Les trombones et les cors ont pour le maître un attrait spécial, mais comme il les traite d’une main délicate et sûre ! Comme il sait tirer des longues tenues qu’il leur confie parfois, ce velouté, ce moelleux sans lesquels il n’est pas de sonorité exquise ! Car il n’attend pas des cuivres les seuls effets de vigueur et de force : il veut aussi les faire parler doucement. On s’imagine volontiers que Wagner est l’homme du fracas et du bruit ; tout au contraire, il manie les instruments à percussion avec la plus extrême réserve, et la grosse caisse en particulier est loin d’avoir conquis ses sympathies. Passe, il est vrai, pour Rienzi, où, plein d’ardeur et de sève, le compositeur se dépensait sans mesure (quand on est jeune, il faut bien frapper fort pour se faire entendre) ; mais depuis, il avait renoncé à ce système, et modifié singulièrement sa manière. Dans quelques passages de force, il aura atteint avec les sons un maximum de puissance qui vraisemblablement ne sera jamais dépassé ; mais le plus souvent il aura obtenu de la douceur ses effets les plus merveilleux. Nous l’avons dit, cet essai d’enfouir l’orchestre et de le dissimuler à la vue des spectateurs correspondait à un besoin d’atténuer le son, et, si l’on peut dire, de le tamiser par la distance, afin de le rendre plus léger, plus fluide. Tous ceux qui sont descendus en 1876 dans les profondeurs du théâtre de Bayreuth ont pu y remarquer la présence d’un petit orgue sur le pupitre duquel reposait simplement une partie de contrebasse que l’organiste avait pour mission de doubler en maint endroit. Dans la salle on eût vainement cherché à distinguer le timbre spécial de cet instrument, il se perdait dans la sonorité générale de l’orchestre, mais non sans y laisser ce que le compositeur sans doute avait cherché : un peu plus de charme.

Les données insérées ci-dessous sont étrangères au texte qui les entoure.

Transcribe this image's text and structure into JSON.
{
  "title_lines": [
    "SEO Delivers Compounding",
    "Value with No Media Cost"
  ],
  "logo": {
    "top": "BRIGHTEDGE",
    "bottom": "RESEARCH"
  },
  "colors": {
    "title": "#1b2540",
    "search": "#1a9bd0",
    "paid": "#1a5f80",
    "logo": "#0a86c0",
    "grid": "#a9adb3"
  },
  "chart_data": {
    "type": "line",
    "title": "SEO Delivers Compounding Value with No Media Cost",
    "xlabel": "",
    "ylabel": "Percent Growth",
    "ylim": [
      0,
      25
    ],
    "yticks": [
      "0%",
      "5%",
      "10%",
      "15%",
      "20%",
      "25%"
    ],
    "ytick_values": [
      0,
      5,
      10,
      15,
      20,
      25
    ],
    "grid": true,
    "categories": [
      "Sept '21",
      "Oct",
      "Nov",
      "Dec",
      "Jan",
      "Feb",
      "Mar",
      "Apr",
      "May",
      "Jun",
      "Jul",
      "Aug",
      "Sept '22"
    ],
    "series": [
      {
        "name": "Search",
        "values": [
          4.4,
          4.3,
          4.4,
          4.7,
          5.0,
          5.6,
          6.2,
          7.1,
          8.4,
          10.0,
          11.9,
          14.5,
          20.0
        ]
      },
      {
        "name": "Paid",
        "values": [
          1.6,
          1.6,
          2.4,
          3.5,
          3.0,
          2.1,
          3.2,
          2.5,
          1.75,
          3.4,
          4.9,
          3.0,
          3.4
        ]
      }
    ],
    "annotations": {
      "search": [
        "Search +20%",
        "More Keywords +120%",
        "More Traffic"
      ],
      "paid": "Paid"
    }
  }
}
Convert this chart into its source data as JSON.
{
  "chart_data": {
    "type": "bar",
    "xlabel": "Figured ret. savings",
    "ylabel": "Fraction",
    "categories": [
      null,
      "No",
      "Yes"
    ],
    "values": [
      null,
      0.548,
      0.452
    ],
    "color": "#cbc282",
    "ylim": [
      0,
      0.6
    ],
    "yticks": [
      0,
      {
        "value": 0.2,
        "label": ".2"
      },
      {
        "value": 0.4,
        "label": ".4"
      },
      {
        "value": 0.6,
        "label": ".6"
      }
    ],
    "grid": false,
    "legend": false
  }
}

Nous pourrions citer bien d’autres exemples de ces raffinements de moyen où il se complaisait lorsqu’il s’efforçait de trouver à la pensée un nouveau mode d’expression. Un mot de Wagner lui-même nous édifie à cet égard ; nous l’empruntons à une étude de Mme Judith Gautier sur Richard Wagner et son œuvre poétique. — „Une chose l’ennuie décidément beaucoup, écrit-elle, c’est l’instrumentation de Parsifal. Il se plaint de n’avoir pas pu encore former de jeunes artistes capables de l’aider dans ce travail ; mais c’est là une coquetterie, il sait bien que c’est impossible. Quand on est jeune, dit-il, que les nerfs ne sont pas fatigués, et qu’on écrit encore les partitions avec une certaine légèreté (même celle de Lohengrin), sans connaître toutes les ressources du coloris et des combinaisons, le travail n’est pas comparable à celui qui réclament les œuvres nouvelles et qu’il faut écrire dans l’âge mûr. Auber a cependant écrit jusqu’à quatre-vingt-quatre ans sans fatigue", mais il n’avait pas changé sa manière.“

De tels doutes de soi-même à un âge où la confiance envahit l’esprit et fait taire le plus souvent toute modestie, de pareilles préoccupations à ce degré de gloire où la première place n’est presque plus contestée, de tels scrupules, en un mot, sont comme le sceau même du génie.